The interruption of electronic music from its historical lineage has displaced the precursors to laptop music performance. As a result, electronic music culture has become bracketed, synchronic; its signifiers set adrift and assigned meaning on an arbitrary basis. The system of super-culture has severed, assimilated and recast electronica's artifacts; providing ease of consumption and easily fills expectations, thereby driving a demand for its product. Its use-value remains primarily social, desire-based, and orbits super-culture/pop-media in parasitic orbit.


Conclusion


"What the absence of visual identification makes anonymous, unifies and prompts a more attentive listening." ii)

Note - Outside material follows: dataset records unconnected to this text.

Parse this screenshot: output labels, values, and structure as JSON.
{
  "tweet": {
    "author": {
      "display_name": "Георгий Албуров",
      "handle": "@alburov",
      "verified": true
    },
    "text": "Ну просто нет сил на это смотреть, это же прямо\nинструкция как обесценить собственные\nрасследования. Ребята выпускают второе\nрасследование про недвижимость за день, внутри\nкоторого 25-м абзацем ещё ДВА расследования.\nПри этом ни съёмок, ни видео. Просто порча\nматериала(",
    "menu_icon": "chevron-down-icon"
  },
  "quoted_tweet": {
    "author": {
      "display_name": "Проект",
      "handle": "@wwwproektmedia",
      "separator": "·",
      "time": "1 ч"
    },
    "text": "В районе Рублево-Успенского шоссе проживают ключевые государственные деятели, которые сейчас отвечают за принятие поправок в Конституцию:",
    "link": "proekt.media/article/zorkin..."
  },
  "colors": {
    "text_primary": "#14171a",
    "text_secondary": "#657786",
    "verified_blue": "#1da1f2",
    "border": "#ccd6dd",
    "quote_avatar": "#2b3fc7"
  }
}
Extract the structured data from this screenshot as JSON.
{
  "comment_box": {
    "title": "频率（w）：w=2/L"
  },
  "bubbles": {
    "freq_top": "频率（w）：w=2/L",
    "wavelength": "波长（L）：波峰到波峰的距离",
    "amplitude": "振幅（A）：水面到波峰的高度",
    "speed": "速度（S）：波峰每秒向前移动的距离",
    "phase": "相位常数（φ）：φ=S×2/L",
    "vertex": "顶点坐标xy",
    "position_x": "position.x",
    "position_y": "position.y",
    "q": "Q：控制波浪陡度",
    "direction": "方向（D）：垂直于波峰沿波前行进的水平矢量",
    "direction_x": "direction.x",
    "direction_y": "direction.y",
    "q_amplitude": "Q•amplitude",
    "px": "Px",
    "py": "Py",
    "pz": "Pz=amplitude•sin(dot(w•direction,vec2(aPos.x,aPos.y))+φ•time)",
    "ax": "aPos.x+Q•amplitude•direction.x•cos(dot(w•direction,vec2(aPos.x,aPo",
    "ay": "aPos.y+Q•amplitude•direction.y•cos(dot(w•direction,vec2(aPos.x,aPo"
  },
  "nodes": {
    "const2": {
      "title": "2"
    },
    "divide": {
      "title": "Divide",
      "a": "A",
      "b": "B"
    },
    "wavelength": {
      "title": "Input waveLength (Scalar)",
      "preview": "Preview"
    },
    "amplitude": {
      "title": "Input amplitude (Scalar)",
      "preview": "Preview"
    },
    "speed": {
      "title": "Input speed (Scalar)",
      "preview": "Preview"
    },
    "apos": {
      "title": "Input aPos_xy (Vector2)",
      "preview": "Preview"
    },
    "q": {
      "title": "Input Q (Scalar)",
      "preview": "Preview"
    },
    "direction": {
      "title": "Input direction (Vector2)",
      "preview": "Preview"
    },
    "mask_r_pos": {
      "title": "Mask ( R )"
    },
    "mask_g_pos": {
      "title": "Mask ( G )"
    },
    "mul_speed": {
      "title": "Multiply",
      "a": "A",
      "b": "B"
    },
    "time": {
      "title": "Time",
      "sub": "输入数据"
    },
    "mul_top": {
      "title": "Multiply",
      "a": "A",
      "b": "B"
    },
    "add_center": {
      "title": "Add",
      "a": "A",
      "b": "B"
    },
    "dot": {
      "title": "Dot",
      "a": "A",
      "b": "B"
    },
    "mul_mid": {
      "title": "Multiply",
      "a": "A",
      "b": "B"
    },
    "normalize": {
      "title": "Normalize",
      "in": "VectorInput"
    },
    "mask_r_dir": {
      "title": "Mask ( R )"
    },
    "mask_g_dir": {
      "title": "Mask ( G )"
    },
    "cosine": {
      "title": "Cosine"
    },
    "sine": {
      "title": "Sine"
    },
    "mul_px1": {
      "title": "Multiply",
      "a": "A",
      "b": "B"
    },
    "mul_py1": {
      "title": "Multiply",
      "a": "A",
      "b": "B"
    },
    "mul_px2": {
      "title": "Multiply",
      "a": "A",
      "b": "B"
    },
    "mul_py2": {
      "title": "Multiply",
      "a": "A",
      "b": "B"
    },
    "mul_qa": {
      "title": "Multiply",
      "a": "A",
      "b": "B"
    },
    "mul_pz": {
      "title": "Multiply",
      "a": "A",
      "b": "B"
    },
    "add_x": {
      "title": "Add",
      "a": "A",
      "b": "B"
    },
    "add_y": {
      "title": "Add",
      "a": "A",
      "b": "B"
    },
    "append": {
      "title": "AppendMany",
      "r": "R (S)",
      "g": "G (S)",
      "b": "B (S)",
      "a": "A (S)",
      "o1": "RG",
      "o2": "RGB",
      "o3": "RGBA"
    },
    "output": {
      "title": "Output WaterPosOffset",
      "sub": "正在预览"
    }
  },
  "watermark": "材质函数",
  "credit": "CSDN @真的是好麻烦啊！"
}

With the vast network of control that super-culture exerts over the various culture industries, it is no fault of the audience that it is unable to recuperate the lost modes of active reception. While the rotational beacon of pop media transmits its message of disposable consumption, other forces are required to recuperate lost modes of reception. When the default mode becomes one of attention deficit, it becomes too much to work past the obstacles to aesthetic appreciation. Laptop music is a result of rhizomatic growth, the advance of technology that liberates the user and changes the way they organize their work. This change has caused audiences to become confused as to what they are consuming; authorial identity is displaced, and the process by which music is performed remains mystified. If computers are simply the repositories of intellectual property, then musical composition and its performance are now also located in this virtual space. The composer transfers his or her mental work into the computer, and it is brought to life by interacting with it through the interface of a software application. The paradigm may have changed slightly for the transmission of electronic music, but audiences need to reprogram their cultural apparatus for active reception in order to recuperate their ability to participate in the production of meaning. It is in this way that audiences can better appreciate the masterful works that will form diachronic linkages for future musicians and audiences. Electronic music can then resume its growth as an artform instead of being relegated to the dustbins of pop media history.

 

NOTES
i) Darrren Copeland, "Cruising For A Fixing - in this 'Art of Fixed Sounds'", http://www.interlog.com/~darcope/cruising.html, as of February 2002.
ii) Francis Dhomont, "Acousmatic, what is it?", http://www.electrocd.com/notice.e/9607-0002.html, as of February 2002.

 

Kim Cascone is formally trained in electronic music at the Berklee College of Music and the New School in New York City. He has worked on David Lynch's Twin Peaks and Wild at Heart as Assistant Music Editor as well as as Sound Designer and Composer for Thomas Dolby's company Headspace. Founder of Silent Records (1986) and a co-founder of the microsound list. Cascone has released over 25 albums of electronic music on Silent, Sub Rosa, Mille Plateaux, Anechoic and 12k. His past work experience also include performances/lectures at the Podewil (Germany), Musée d'Art Moderne (Luxembourg), Tate Modern (London), Leeds Film Festival (UK) as well as contributing articles in Computer Music Journal (MIT Press), Artbyte Magazine, SoundCultures and Parachute Journal.